Not all agile adoption went in the direction of mass mediocrity. Some people went the other way, and made Extreme Programming even more extreme. They said we should not only integrate all the time we should deploy and deliver all the time, Continuous Delivery/Deployment.
Then, thanks to insights from Lean and legendary fighter pilot and strategist John Boyd, came a revolution in the product owner/XP customer’s work. Lectures by Steve Blank inspired Eric Ries at IMVU to apply Boyds OODA-loop to agile product definition and management.
I did not believe it at first, when I heard how those insights brought great success to an agile product company, IMVU. They aimed to carve out a market share alongside the big game companies by doing a virtual world game. “Who needs another one of those?” I thought.
I changed my mind when I saw a picture of their development team a few years ago. (http://flic.kr/p/5nGFan) The picture was from the IMVU Mohawk day. The team had promised to cut and dye their hair like a character in their own game if they ever made a million a month. Lets just say they looked like the eccentric million dollar rain makers they were. I’ll never forget those mohawks…
Today, IMVU is one of the largest 3D chat and dress up communities, with 3 million active users each month. There is a total of about 50 million registered users. As a comparsion, Sims by Electonic Arts has sold 16 million copies worldwide. If IMVU was a country, its population would be more than five times that of Sweden.
IMVU clearly has outstanding employees, which usually is something venture capitalists care far more about than methodology. But one vital part of the IMVU success story was that Eric Ries, one of several full-throttle extreme XP practitioners at IMVU, went to a class at Stanford on how to define yourself in a market as a startup.

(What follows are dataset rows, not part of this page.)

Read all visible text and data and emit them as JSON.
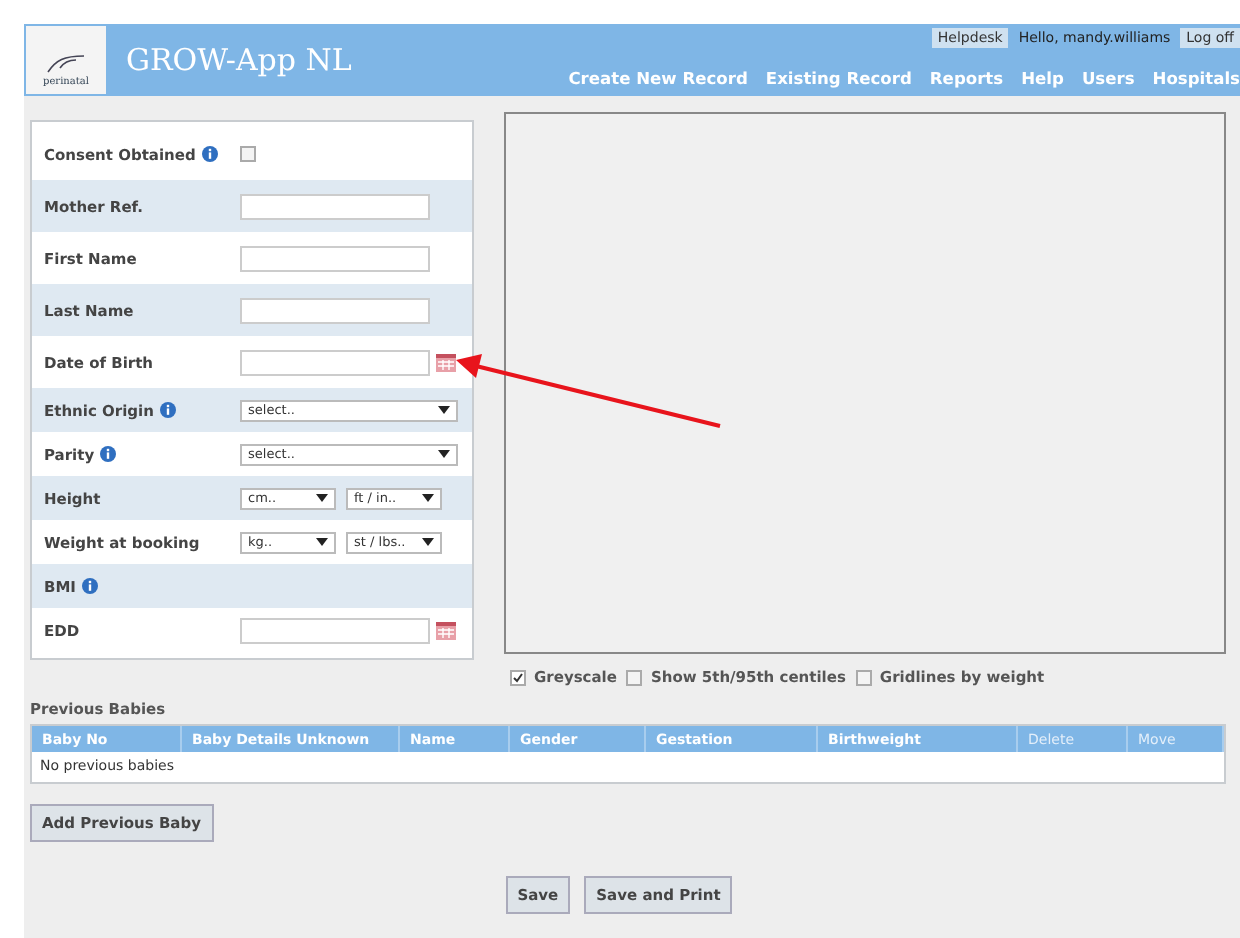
{
  "header": {
    "title": "GROW-App NL",
    "logo_text": "perinatal",
    "top_links": [
      {
        "label": "Helpdesk",
        "kind": "button"
      },
      {
        "label": "Hello, mandy.williams",
        "kind": "text"
      },
      {
        "label": "Log off",
        "kind": "button"
      }
    ],
    "nav": [
      "Create New Record",
      "Existing Record",
      "Reports",
      "Help",
      "Users",
      "Hospitals"
    ]
  },
  "form": [
    {
      "label": "Consent Obtained",
      "info": true,
      "kind": "checkbox",
      "checked": false
    },
    {
      "label": "Mother Ref.",
      "info": false,
      "kind": "text"
    },
    {
      "label": "First Name",
      "info": false,
      "kind": "text"
    },
    {
      "label": "Last Name",
      "info": false,
      "kind": "text"
    },
    {
      "label": "Date of Birth",
      "info": false,
      "kind": "date"
    },
    {
      "label": "Ethnic Origin",
      "info": true,
      "kind": "select",
      "options": [
        "select.."
      ]
    },
    {
      "label": "Parity",
      "info": true,
      "kind": "select",
      "options": [
        "select.."
      ]
    },
    {
      "label": "Height",
      "info": false,
      "kind": "pair",
      "options": [
        "cm..",
        "ft / in.."
      ]
    },
    {
      "label": "Weight at booking",
      "info": false,
      "kind": "pair",
      "options": [
        "kg..",
        "st / lbs.."
      ]
    },
    {
      "label": "BMI",
      "info": true,
      "kind": "none"
    },
    {
      "label": "EDD",
      "info": false,
      "kind": "date"
    }
  ],
  "chart_options": [
    {
      "label": "Greyscale",
      "checked": true
    },
    {
      "label": "Show 5th/95th centiles",
      "checked": false
    },
    {
      "label": "Gridlines by weight",
      "checked": false
    }
  ],
  "previous_babies": {
    "title": "Previous Babies",
    "columns": [
      {
        "label": "Baby No",
        "muted": false
      },
      {
        "label": "Baby Details Unknown",
        "muted": false
      },
      {
        "label": "Name",
        "muted": false
      },
      {
        "label": "Gender",
        "muted": false
      },
      {
        "label": "Gestation",
        "muted": false
      },
      {
        "label": "Birthweight",
        "muted": false
      },
      {
        "label": "Delete",
        "muted": true
      },
      {
        "label": "Move",
        "muted": true
      }
    ],
    "empty_text": "No previous babies",
    "add_button": "Add Previous Baby"
  },
  "buttons": [
    "Save",
    "Save and Print"
  ]
}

Silicon Valley veteran Steve Blank gave lectures at several universites on how a startup or new technology needs to maneuver like a fighter pilot not only to survive but to prosper. Steve Blank has written a few books on the market side of high-tech startups and Eric Ries recently came out with his own book titled The Lean Startup.
At XP2011 in Madrid there was a lot of interest in Lean Startup practices and experiences. We’d like to listen to your Lean Startup stories at XP2012.
Eric Ries and Steve Blank focus on the startup scene, but a lot of what Lean Startups do is highly relevant to any software-dependent industry.
We would be delighted to hear about similar combinations of an extremely disciplined agile continuous delivery driven process that is directed by Lean methods like the OODA applied to product management and market positioning.
Both startups and established industry are invited to share, teach, master insights on Lean Startup models at XP2012!